Okay, Assad Should Go--Now What?

Okay, Assad Should Go--Now What?

Why pundits should worry less about Obama's insignificant policy distinction and more about what's next for Syria.

Seldom has an insignificant policy distinction been so pumped up in wider commentary and criticism. I'm referring to a distinction between, on one day, saying that a regime has lost legitimacy and the people in the country in question would be better off without that regime and, on another day, saying that it is time for the ruler of that country to step aside. Sounds to me like a distinction without a difference. But one would think, based on listening to critics of the Obama administration and of its policy toward Syria, that there is a big difference and that the administration just made a big shift in its Syria policy this week. That portrayal is largely motivated, of course, by a desire to bash Obama and to charge that Syria is worse than it otherwise would have been because he has dithered and has not come out strongly enough in favor of freedom and democracy. Critics of Obama are continuing to overstate the policy “shift” in order to preserve the future ability to score political points with that same accusation. Jennifer Rubin, for example, writes that “this is yet another reversal for the Obama team that earlier in the week had suggested such a call to go wasn’t that big a deal”—the statement earlier in the week being a remark by Secretary of State Clinton that “it's not going to be any news if the United States says Assad needs to go.” What reversal? The secretary of state did not say the United States would not call for Assad to go, but instead that such a call would not be a noteworthy new development. The secretary was right.

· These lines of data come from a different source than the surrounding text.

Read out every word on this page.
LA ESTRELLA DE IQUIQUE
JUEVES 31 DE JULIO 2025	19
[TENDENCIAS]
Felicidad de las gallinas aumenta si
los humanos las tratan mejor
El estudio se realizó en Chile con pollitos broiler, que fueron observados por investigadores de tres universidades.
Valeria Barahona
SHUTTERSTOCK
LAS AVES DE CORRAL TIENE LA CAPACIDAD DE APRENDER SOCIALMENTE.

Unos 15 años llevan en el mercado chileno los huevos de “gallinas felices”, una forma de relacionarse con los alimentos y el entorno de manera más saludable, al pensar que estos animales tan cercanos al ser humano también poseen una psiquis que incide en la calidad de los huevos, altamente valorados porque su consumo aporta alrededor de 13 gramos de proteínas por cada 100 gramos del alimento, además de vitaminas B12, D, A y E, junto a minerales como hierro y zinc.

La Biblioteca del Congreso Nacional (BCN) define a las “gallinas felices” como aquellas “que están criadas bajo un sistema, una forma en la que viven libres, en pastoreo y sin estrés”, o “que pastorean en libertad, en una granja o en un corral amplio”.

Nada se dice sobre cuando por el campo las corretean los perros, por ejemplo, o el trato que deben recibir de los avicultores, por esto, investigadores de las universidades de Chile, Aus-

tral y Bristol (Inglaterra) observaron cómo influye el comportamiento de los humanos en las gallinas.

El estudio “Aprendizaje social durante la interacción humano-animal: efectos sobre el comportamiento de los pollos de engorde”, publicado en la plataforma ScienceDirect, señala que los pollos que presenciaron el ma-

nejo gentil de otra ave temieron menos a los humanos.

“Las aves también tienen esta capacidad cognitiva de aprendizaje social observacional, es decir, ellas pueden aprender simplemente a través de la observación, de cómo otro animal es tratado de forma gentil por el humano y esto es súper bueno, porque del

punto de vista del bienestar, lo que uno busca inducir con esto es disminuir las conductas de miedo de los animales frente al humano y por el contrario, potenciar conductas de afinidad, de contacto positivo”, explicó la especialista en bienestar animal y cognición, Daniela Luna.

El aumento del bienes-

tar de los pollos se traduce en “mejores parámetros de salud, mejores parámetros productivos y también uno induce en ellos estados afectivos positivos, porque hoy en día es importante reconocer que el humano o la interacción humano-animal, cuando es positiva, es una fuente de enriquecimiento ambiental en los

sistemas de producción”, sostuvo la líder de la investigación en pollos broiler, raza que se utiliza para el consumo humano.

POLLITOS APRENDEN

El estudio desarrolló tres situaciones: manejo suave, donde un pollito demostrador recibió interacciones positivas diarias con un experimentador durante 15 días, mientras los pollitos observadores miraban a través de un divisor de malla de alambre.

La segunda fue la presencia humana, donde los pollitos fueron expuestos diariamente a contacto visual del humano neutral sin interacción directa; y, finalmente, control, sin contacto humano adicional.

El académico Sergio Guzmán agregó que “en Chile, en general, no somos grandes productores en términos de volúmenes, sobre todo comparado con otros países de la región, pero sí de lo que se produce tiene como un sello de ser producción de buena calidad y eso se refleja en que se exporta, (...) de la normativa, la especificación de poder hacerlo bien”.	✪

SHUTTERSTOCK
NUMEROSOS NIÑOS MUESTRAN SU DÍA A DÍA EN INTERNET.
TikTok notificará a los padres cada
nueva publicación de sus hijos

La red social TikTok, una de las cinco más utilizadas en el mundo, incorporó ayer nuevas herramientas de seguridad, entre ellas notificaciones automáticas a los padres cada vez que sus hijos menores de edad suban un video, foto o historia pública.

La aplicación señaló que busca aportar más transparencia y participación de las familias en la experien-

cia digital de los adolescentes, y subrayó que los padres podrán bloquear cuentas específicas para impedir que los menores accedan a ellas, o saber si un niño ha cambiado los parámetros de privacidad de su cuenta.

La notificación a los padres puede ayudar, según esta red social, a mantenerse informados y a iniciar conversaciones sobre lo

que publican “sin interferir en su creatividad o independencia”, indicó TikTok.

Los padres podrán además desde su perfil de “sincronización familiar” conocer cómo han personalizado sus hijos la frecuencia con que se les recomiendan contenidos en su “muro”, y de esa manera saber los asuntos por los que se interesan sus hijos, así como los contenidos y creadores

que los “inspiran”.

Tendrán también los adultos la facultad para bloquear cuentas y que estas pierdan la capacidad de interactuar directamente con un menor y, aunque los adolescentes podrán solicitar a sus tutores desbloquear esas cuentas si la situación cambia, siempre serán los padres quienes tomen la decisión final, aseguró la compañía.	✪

The administration did announce additional U.S. sanctions on Syria, but the direct effect of those is insignificant. What matters more is what other governments, especially Turkey and the Europeans, which have been more extensively engaged economically with Syria, will do. That is part of what Secretary Clinton was saying, and the administration had been working on that front well before this past week.

Amid all the energy devoted to parsing the Obama administration's statements about Syria in an effort to find either reversals or insufficient democratic gusto, there is a dearth of rigorous thinking in debate outside the administration about exactly how additional pressure and sanctions are supposed to bring about the desired result. Although the general sense that Bashar al-Assad's days as president of Syria are numbered is probably correct, there is still not a clear scenario for bringing his regime to an end. There also is still a lack of attention in most of the commentary even to the fundamental ways in which sanctions in general could work, and thus little basis for determining how well the sanctions against this particular country will work. A new piece by Andrew Tabler, for example, has some sensible things to say, including a recommendation for the Senate to end the silliness about not confirming the nomination of the U.S. ambassador to Syria, Robert Ford. But Tabler also states that “bringing concerted multilateral pressure to bear on Damascus” is historically “a diplomatic tactic that works with Assad, most recently in forcing him to pull his forces out of Lebanon in April 2005.” The subject evidently is how to use pressure to influence Assad's decision-making. But the decision that would be required from Assad now would be to make the ultimate political sacrifice of giving up power. The type of pressure that was sufficient to elicit a lesser decision such as the troop withdrawal is unlikely to be sufficient to elicit that sacrifice.

To the extent the envisioned scenario for getting rid of this regime is not a decision by the president to go but instead a forcible ouster or crumbling of the foundations of the regime, that raises longstanding questions (which also apply, by the way, to strategic bombing of cities in warfare) of how the infliction of pain that goes beyond a regime can be expected to lead to the end of the regime. The questions include how much the regime can shift resources to preserve the sources of power most important to it, how much the hardship inflicted on a population energizes it rather than enervating it, and how ethical it is to make a foreign population suffer to achieve a political objective.

Insofar as sanctions do work, how they work also will help determine what comes after the Assad regime and will affect the course of post-Assad Syrian history. That history is likely to be very messy in any case, but how the regime falls, which is partly a matter of to whom it falls, will matter. In thinking of possible post-Assad outcomes, it becomes apparent that one needs to be careful about what one wishes for. Under most scenarios, for example, Islamist influence is likely to be substantially greater in Syria than it is now. It is easy to imagine nervous reactions to this by Islamophobic Israelis, who will long for Bashar al-Assad as someone who was an inveterate adversary but at least one who was a known quantity who could be relied on most of the time to keep the frontier quiet. And given the large Israeli influence over American politics, it also is easy to imagine the ripple effects of that nervousness in the United States, including accusations about who “lost” Syria to the Islamists.

There are opportunities for U.S. interests in Assad's precarious position. The Saudis have seen some opportunities for their own interests, in some respects in which those interests parallel those of the United States. But benefiting from such an opportunity does not mean posturing to see who can make the strongest statements about a despised regime. Nor does it just mean looking for ways to exert pressure, pressure and more pressure on that regime. It instead requires more sophisticated thinking about how the pressure is likely to work and about what comes afterward if it does work.